This call has been coming to so many individuals in our area. I can confidently say NO, the caller is not from Medicare and you are NOT getting a new plastic (or metal) Medicare card. These types of calls are probably from an individual trying to gain access to your Medicare ID number.
I have talked with many individuals who have been on Medicare for years and also those who are new to Medicare, and this call is happening to both groups. The person on the phone usually tells you that the new card will have a chip in it, which will protect you from fraud, like your credit cards. Yet this call is exactly that, FRAUD!
They will ask you to verify your Medicare ID #, so you give them the number and they repeat it back to you or say okay. Then they even may go as far as to talk to you about when you will receive this new Medicare ID card. Yet the card will not arrive!
It is important to remember, the Centers for Medicare & Medicaid Services (CMS) very rarely call individuals directly. If they do call you directly, is it because you called to report a problem, file a grievance or something similar. CMS staff will not call an individual unsolicited. CMS will mail you information, like your Medicare Card, the Medicare & You handbook and Medicare Summary Notices (MSN). You will get a quarterly bill from CMS for your Medicare Part B premium if you are not collecting Social Security Benefits. These calls often say they “are calling regarding your Medicare coverage”, or “calling on behalf of Medicare”. This call is NOT coming from CMS or anyone who has your best interest in mind.

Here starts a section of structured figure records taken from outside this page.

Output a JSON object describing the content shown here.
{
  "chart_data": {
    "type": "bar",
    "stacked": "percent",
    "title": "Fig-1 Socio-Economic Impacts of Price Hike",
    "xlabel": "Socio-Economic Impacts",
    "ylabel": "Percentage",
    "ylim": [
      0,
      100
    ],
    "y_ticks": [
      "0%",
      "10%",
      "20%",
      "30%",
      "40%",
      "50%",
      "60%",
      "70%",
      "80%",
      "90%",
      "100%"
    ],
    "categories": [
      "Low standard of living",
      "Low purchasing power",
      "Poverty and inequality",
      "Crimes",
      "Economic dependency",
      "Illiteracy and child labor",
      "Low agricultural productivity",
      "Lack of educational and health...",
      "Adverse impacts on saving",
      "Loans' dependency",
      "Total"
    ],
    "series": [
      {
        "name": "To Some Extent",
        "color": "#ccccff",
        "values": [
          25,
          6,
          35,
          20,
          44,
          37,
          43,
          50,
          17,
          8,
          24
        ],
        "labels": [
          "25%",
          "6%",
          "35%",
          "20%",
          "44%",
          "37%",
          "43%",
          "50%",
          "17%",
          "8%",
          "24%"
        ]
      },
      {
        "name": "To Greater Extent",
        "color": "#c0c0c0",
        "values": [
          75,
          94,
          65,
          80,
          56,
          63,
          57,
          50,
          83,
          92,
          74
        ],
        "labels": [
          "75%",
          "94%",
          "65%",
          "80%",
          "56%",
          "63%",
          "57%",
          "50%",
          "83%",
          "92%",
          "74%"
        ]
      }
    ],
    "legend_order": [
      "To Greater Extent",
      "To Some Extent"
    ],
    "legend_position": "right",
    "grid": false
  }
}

I have talked in previous articles about individuals reporting that during the year they hear from their current insurance company via the phone to talk about “additional benefits” they may be eligible for. This usually is a situation in which the current insurance company also owns other types of insurance products. For instance you have Medicare with a Medicare Supplement Plan and a separate Prescription Drug Plan. Each of those products are through an insurance company, who may have other products they would like you to know about and potentially enroll into. The second type of call is about switching the insurance coverage you have. It is very important to understand that this type of change of coverage has many factors to consider, most importantly; Are your doctors, labs, and hospitals in the network of providers, and are your medications covered at the pharmacy you use?
When you get that phone call about your Medicare coverage, or someone saying they are calling on behalf of Medicare, my advice is to hang up immediately. If they ask you to verify your name, ask who is calling. When they ask “Hello is this Janell Sluga?” Do NOT answer with “yes who is calling?” Don’t use the affirmative in any way. Simply say “Who is calling?” That individual calling is probably not someone from our local area and may not be asking you enough questions to provide you with enough information to make an informed decision.
If you have gotten one of these call already and have given out your Medicare #, please call CMS at 1-800-MEDICARE (1-800-633-42273). I know that is too many numbers but it works. The nice feature of the new Medicare ID numbers is that they are randomly assigned and if your ID number is compromised a new one can be issued.
If you need help, reach out to Senior Life Matters, The Office For the Aging, or the insurance broker you have used in the past. It is important to act quickly to prevent fraudulent billing to Medicare.